All aboard the last privately run passenger train in US

It was not a glorious ending. Four, far-from-sleek passenger cars - the last privately run ones in the United States - inched into an Atlanta switching yard, coupled behind a string of freight cars. Down the steps came train buffs of all ages, people sad to see the state's oldest passenger service end, folks who wanted to be able to tell their grandchildren they had ridden a day of history.

The passengers had spent their day aboard walking up and down the aisles and looking out dirty windows at rural Georgia: the farmlands, the woods, the country roads, and the old depots in small towns. They traveled part of the route that General Sherman followed in 1864 on his March to the Sea, when his troops destroyed some 60 miles of train tracks as they sliced through Confederate territory.

''It's a way of life you've always been used to,'' says Virginia Akins of Union Point, speaking of the passenger service. ''I just hate to see it end.''

From her view atop a hill in Union Point - the halfway stop on the Augusta-to-Atlanta run - she can see a crowd of several hundred people who have gathered to ride or watch the final trip. But how long has it been since she rode the train? ''About 20 years,'' she says.

Georgia's Public Service Commission last month decided that most people riding the Atlanta-Augusta line and its feeder lines were riding ''for entertainment purposes rather than essential transportation.''

A ticket from Atlanta to Augusta (171 miles) costs just $5.74. But train enthusiasts and schoolchildren on outings were about the only people who climbed aboard.
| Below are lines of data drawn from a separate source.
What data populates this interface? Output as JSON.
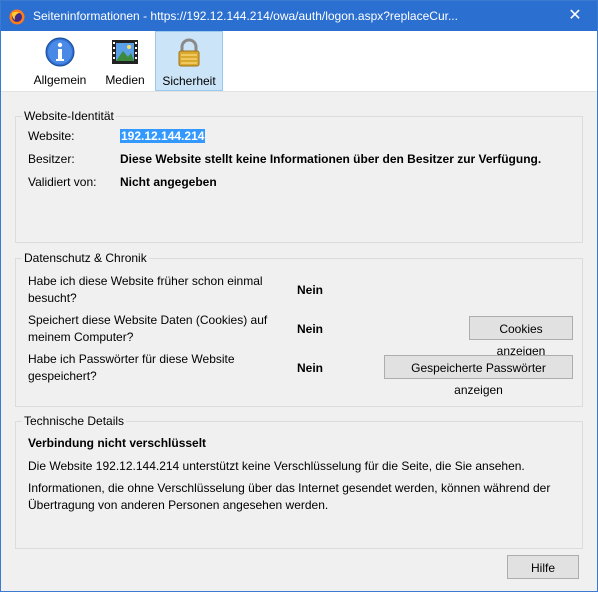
{
  "window": {
    "title": "Seiteninformationen - https://192.12.144.214/owa/auth/logon.aspx?replaceCur...",
    "close_glyph": "✕"
  },
  "tabs": [
    {
      "label": "Allgemein",
      "icon": "info-icon"
    },
    {
      "label": "Medien",
      "icon": "media-icon"
    },
    {
      "label": "Sicherheit",
      "icon": "lock-icon",
      "selected": true
    }
  ],
  "identity": {
    "title": "Website-Identität",
    "website_label": "Website:",
    "website_value": "192.12.144.214",
    "owner_label": "Besitzer:",
    "owner_value": "Diese Website stellt keine Informationen über den Besitzer zur Verfügung.",
    "validated_label": "Validiert von:",
    "validated_value": "Nicht angegeben"
  },
  "privacy": {
    "title": "Datenschutz & Chronik",
    "q1_line1": "Habe ich diese Website früher schon einmal",
    "q1_line2": "besucht?",
    "a1": "Nein",
    "q2_line1": "Speichert diese Website Daten (Cookies) auf",
    "q2_line2": "meinem Computer?",
    "a2": "Nein",
    "cookies_button": "Cookies anzeigen",
    "q3_line1": "Habe ich Passwörter für diese Website",
    "q3_line2": "gespeichert?",
    "a3": "Nein",
    "passwords_button": "Gespeicherte Passwörter anzeigen"
  },
  "technical": {
    "title": "Technische Details",
    "heading": "Verbindung nicht verschlüsselt",
    "line1": "Die Website 192.12.144.214 unterstützt keine Verschlüsselung für die Seite, die Sie ansehen.",
    "line2": "Informationen, die ohne Verschlüsselung über das Internet gesendet werden, können während der",
    "line3": "Übertragung von anderen Personen angesehen werden."
  },
  "footer": {
    "help_button": "Hilfe"
  }
}
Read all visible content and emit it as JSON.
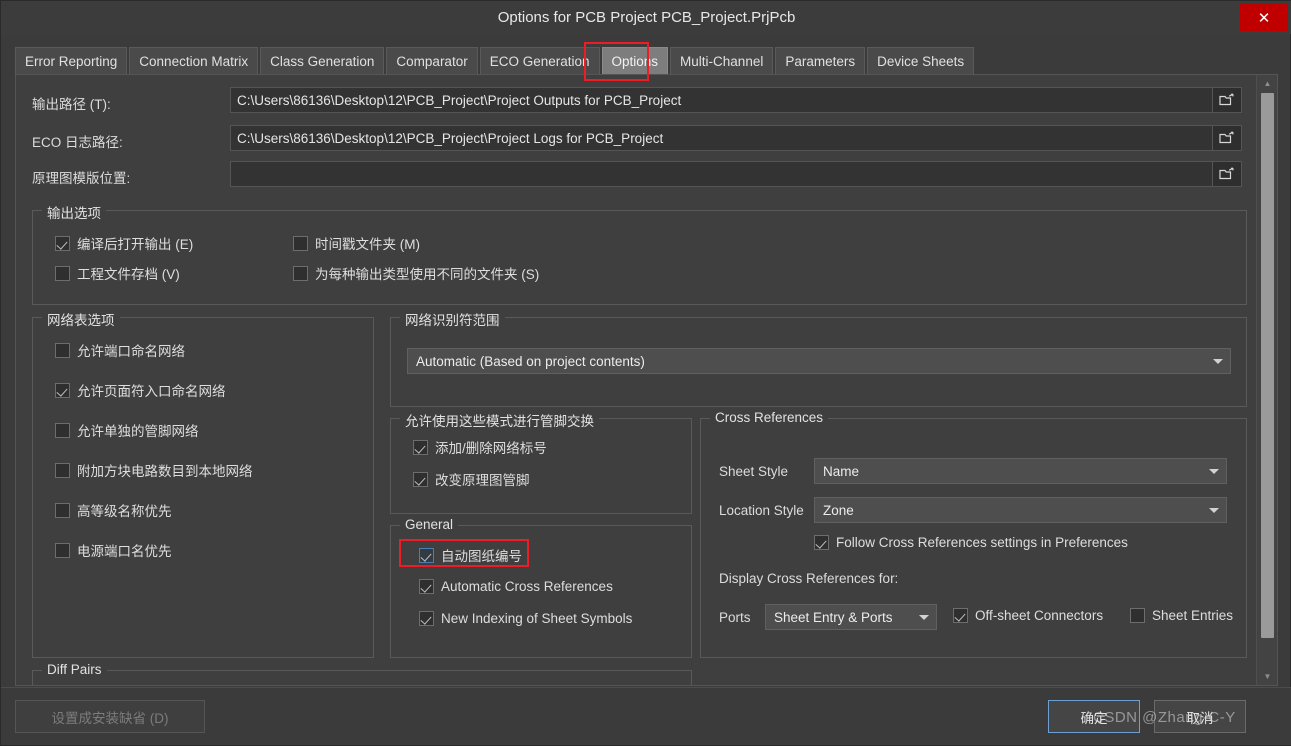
{
  "window": {
    "title": "Options for PCB Project PCB_Project.PrjPcb",
    "close_label": "✕",
    "accent_red": "#ee1c25",
    "close_bg": "#c00000"
  },
  "tabs": [
    {
      "label": "Error Reporting",
      "active": false
    },
    {
      "label": "Connection Matrix",
      "active": false
    },
    {
      "label": "Class Generation",
      "active": false
    },
    {
      "label": "Comparator",
      "active": false
    },
    {
      "label": "ECO Generation",
      "active": false
    },
    {
      "label": "Options",
      "active": true
    },
    {
      "label": "Multi-Channel",
      "active": false
    },
    {
      "label": "Parameters",
      "active": false
    },
    {
      "label": "Device Sheets",
      "active": false
    }
  ],
  "paths": {
    "output_label": "输出路径 (T):",
    "output_value": "C:\\Users\\86136\\Desktop\\12\\PCB_Project\\Project Outputs for PCB_Project",
    "eco_label": "ECO 日志路径:",
    "eco_value": "C:\\Users\\86136\\Desktop\\12\\PCB_Project\\Project Logs for PCB_Project",
    "template_label": "原理图模版位置:",
    "template_value": "",
    "browse_icon": "folder-open-icon"
  },
  "output_options": {
    "title": "输出选项",
    "items": [
      {
        "label": "编译后打开输出 (E)",
        "checked": true
      },
      {
        "label": "时间戳文件夹 (M)",
        "checked": false
      },
      {
        "label": "工程文件存档 (V)",
        "checked": false
      },
      {
        "label": "为每种输出类型使用不同的文件夹 (S)",
        "checked": false
      }
    ]
  },
  "netlist_options": {
    "title": "网络表选项",
    "items": [
      {
        "label": "允许端口命名网络",
        "checked": false
      },
      {
        "label": "允许页面符入口命名网络",
        "checked": true
      },
      {
        "label": "允许单独的管脚网络",
        "checked": false
      },
      {
        "label": "附加方块电路数目到本地网络",
        "checked": false
      },
      {
        "label": "高等级名称优先",
        "checked": false
      },
      {
        "label": "电源端口名优先",
        "checked": false
      }
    ]
  },
  "net_identifier_scope": {
    "title": "网络识别符范围",
    "value": "Automatic (Based on project contents)"
  },
  "pin_swap": {
    "title": "允许使用这些模式进行管脚交换",
    "items": [
      {
        "label": "添加/删除网络标号",
        "checked": true
      },
      {
        "label": "改变原理图管脚",
        "checked": true
      }
    ]
  },
  "general": {
    "title": "General",
    "items": [
      {
        "label": "自动图纸编号",
        "checked": true,
        "highlighted": true
      },
      {
        "label": "Automatic Cross References",
        "checked": true,
        "highlighted": false
      },
      {
        "label": "New Indexing of Sheet Symbols",
        "checked": true,
        "highlighted": false
      }
    ]
  },
  "cross_references": {
    "title": "Cross References",
    "sheet_style_label": "Sheet Style",
    "sheet_style_value": "Name",
    "location_style_label": "Location Style",
    "location_style_value": "Zone",
    "follow_label": "Follow Cross References settings in Preferences",
    "follow_checked": true,
    "display_for_label": "Display Cross References for:",
    "ports_label": "Ports",
    "ports_value": "Sheet Entry & Ports",
    "offsheet_label": "Off-sheet Connectors",
    "offsheet_checked": true,
    "sheet_entries_label": "Sheet Entries",
    "sheet_entries_checked": false
  },
  "diff_pairs": {
    "title": "Diff Pairs"
  },
  "footer": {
    "set_default_label": "设置成安装缺省 (D)",
    "ok_label": "确定",
    "cancel_label": "取消"
  },
  "watermark": "CSDN @Zhang-C-Y"
}
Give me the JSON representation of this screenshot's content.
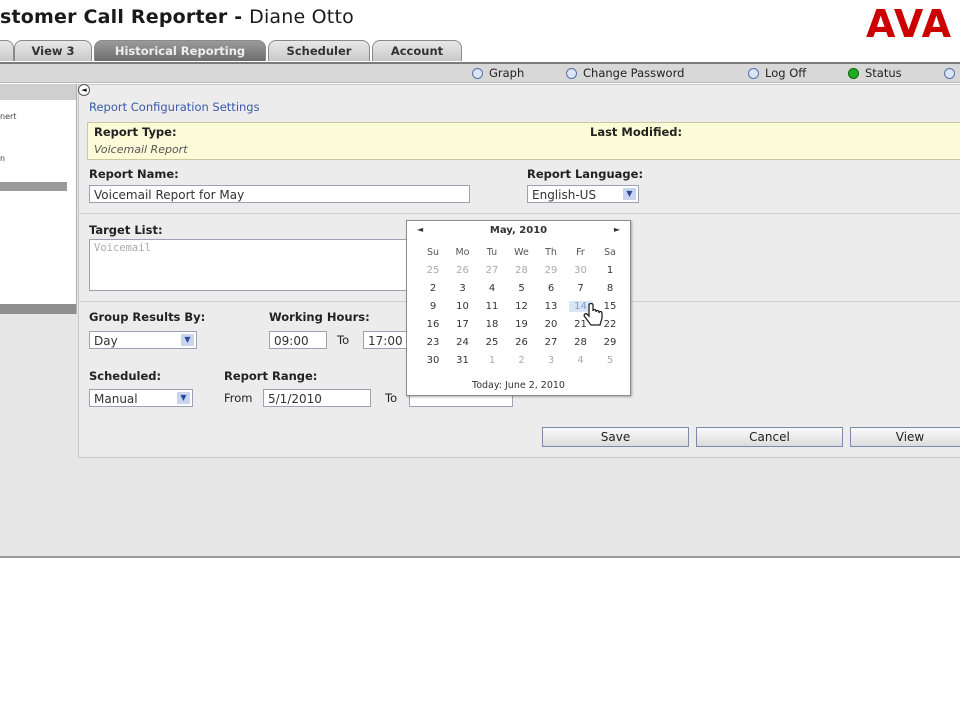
{
  "header": {
    "app_title": "stomer Call Reporter",
    "separator": " - ",
    "user_name": "Diane Otto",
    "logo_text": "AVA"
  },
  "tabs": [
    {
      "label": ""
    },
    {
      "label": "View 3"
    },
    {
      "label": "Historical Reporting"
    },
    {
      "label": "Scheduler"
    },
    {
      "label": "Account"
    }
  ],
  "toolbar": {
    "graph": "Graph",
    "change_password": "Change Password",
    "log_off": "Log Off",
    "status": "Status"
  },
  "left_panel": {
    "items": [
      "nert",
      "n"
    ]
  },
  "form": {
    "section_title": "Report Configuration Settings",
    "report_type_label": "Report Type:",
    "report_type_value": "Voicemail Report",
    "last_modified_label": "Last Modified:",
    "report_name_label": "Report Name:",
    "report_name_value": "Voicemail Report for May",
    "report_language_label": "Report Language:",
    "report_language_value": "English-US",
    "target_list_label": "Target List:",
    "target_list_value": "Voicemail",
    "group_results_label": "Group Results By:",
    "group_results_value": "Day",
    "working_hours_label": "Working Hours:",
    "working_hours_from": "09:00",
    "to_label": "To",
    "working_hours_to": "17:00",
    "scheduled_label": "Scheduled:",
    "scheduled_value": "Manual",
    "report_range_label": "Report Range:",
    "from_label": "From",
    "range_from": "5/1/2010",
    "range_to_label": "To",
    "range_to": ""
  },
  "buttons": {
    "save": "Save",
    "cancel": "Cancel",
    "view": "View"
  },
  "calendar": {
    "month_label": "May, 2010",
    "prev": "◄",
    "next": "►",
    "weekdays": [
      "Su",
      "Mo",
      "Tu",
      "We",
      "Th",
      "Fr",
      "Sa"
    ],
    "weeks": [
      [
        "25",
        "26",
        "27",
        "28",
        "29",
        "30",
        "1"
      ],
      [
        "2",
        "3",
        "4",
        "5",
        "6",
        "7",
        "8"
      ],
      [
        "9",
        "10",
        "11",
        "12",
        "13",
        "14",
        "15"
      ],
      [
        "16",
        "17",
        "18",
        "19",
        "20",
        "21",
        "22"
      ],
      [
        "23",
        "24",
        "25",
        "26",
        "27",
        "28",
        "29"
      ],
      [
        "30",
        "31",
        "1",
        "2",
        "3",
        "4",
        "5"
      ]
    ],
    "other_month": [
      [
        true,
        true,
        true,
        true,
        true,
        true,
        false
      ],
      [
        false,
        false,
        false,
        false,
        false,
        false,
        false
      ],
      [
        false,
        false,
        false,
        false,
        false,
        false,
        false
      ],
      [
        false,
        false,
        false,
        false,
        false,
        false,
        false
      ],
      [
        false,
        false,
        false,
        false,
        false,
        false,
        false
      ],
      [
        false,
        false,
        true,
        true,
        true,
        true,
        true
      ]
    ],
    "selected": "14",
    "today_text": "Today: June 2, 2010"
  }
}
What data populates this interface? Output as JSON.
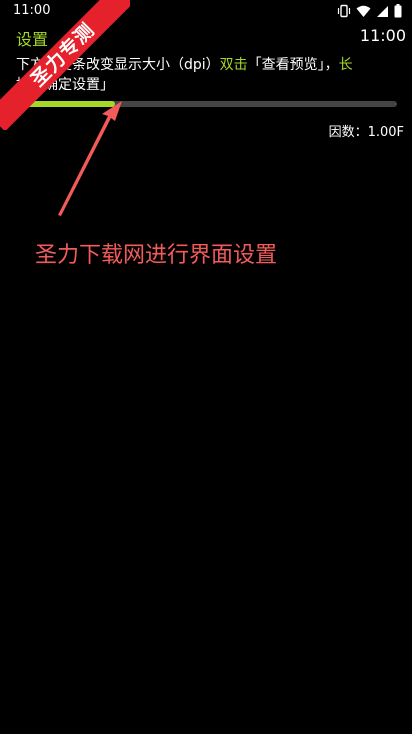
{
  "status_bar": {
    "time": "11:00",
    "icons": [
      "vibrate-icon",
      "wifi-icon",
      "signal-icon",
      "battery-icon"
    ]
  },
  "header": {
    "title": "设置",
    "clock": "11:00"
  },
  "instruction": {
    "part1": "下方进度条改变显示大小（dpi）",
    "part2": "双击",
    "part3": "「查看预览」，",
    "part4": "长",
    "part5": "按「确定设置」"
  },
  "slider": {
    "value_fraction": 0.26
  },
  "factor_label": "因数：1.00F",
  "annotation": {
    "caption": "圣力下载网进行界面设置"
  },
  "watermark": {
    "text": "圣力专测"
  },
  "colors": {
    "background": "#000000",
    "accent": "#a6d82a",
    "annotation": "#f35b5b",
    "ribbon": "#e5212b"
  }
}
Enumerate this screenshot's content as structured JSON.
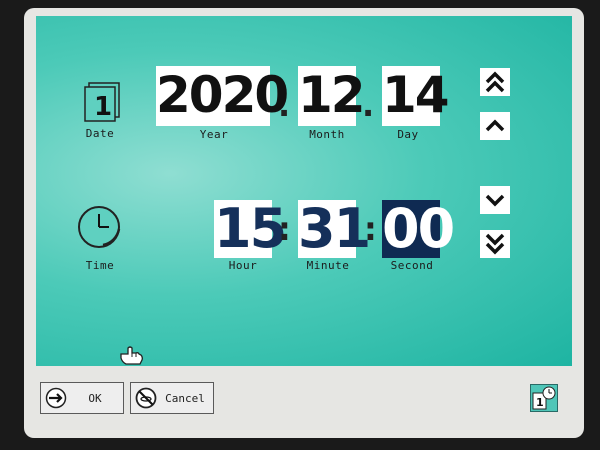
{
  "date": {
    "label": "Date",
    "year": {
      "value": "2020",
      "label": "Year"
    },
    "month": {
      "value": "12",
      "label": "Month"
    },
    "day": {
      "value": "14",
      "label": "Day"
    },
    "separator": "."
  },
  "time": {
    "label": "Time",
    "hour": {
      "value": "15",
      "label": "Hour"
    },
    "minute": {
      "value": "31",
      "label": "Minute"
    },
    "second": {
      "value": "00",
      "label": "Second"
    },
    "separator": ":"
  },
  "buttons": {
    "ok": "OK",
    "cancel": "Cancel"
  },
  "icons": {
    "date": "calendar-icon",
    "time": "clock-icon",
    "fast_up": "double-chevron-up-icon",
    "up": "chevron-up-icon",
    "down": "chevron-down-icon",
    "fast_down": "double-chevron-down-icon",
    "cursor": "hand-cursor-icon",
    "status": "date-time-settings-icon"
  },
  "colors": {
    "background": "#1eb4a2",
    "selected_field": "#0f2a52",
    "time_digits": "#15305a"
  }
}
The trip could take up to 12 hours - with stops to couple and uncouple freight cars along the way. On many days, when there were no passengers at all, the conductor rode alone.

The railroad, Seaboard System Inc., got permission in April to end the money-losing passenger service. But intervenors in the case, three railroad fans , argued that if the passenger cars were cleaner and not stuck on the end of a freight train, the service would attract enough riders to make it pay. Seaboard said it tried that approach in the 1960s, but only 3 to 5 people rode the train each trip.

But on May 6, the last trip, the train was crowded.

Several hundred people bought tickets for the ride. Some of them leaned out the windows, waving at friends they spotted at depots along the way. There was no diner car; box lunches of fried chicken were sold at the stop in Union Point.

John Nieman, 11, who calls himself ''a railroad freak,'' stood in the passageway of the first car, radio scanner in hand, listening to engineer Henry Martin talk to the flagman back in the caboose.

Sitting quietly in a corner seat, Paul Duren of tiny Redan, Ga., looks back to the years between 1925 and 1940 when he commuted about 20 miles on this line to Atlanta, where he worked for a hardware company. ''The engineer knew passengers all up and down the road. He'd stop at crossings and pick people up.''

Another rider, Elizabeth Monfort, says the railroad right of way came through part of the land owned by her grandfather. Some of his slaves helped build the railroad, she says. (The line was chartered in 1833.) As a child she used to take the train to Atlanta. ''They sold little glass trains, pistols, and lanterns on the train,'' she recalls. ''I wish I'd kept one of those.''

The Denver & Rio Grande Western Railroad ended its passenger service between Denver and Salt Lake City on April 23. Now the only privately run passenger service in the US is aboard the caboose of a slow-moving freight train that travels from Neenah, Wis., to Sault Ste. Marie, Mich.

Although passenger services operated by private rail companies have all but disappeared, Amtrak - the federally supported passenger service - has increased its ridership from nearly 16.6 million in 1972 to more than 19 million nationwide last year.

Although Amtrak connects many big cities, it doesn't stop in small towns such as the Georgia communities of Rutledge or Union Point. As of May 6, no passenger train does.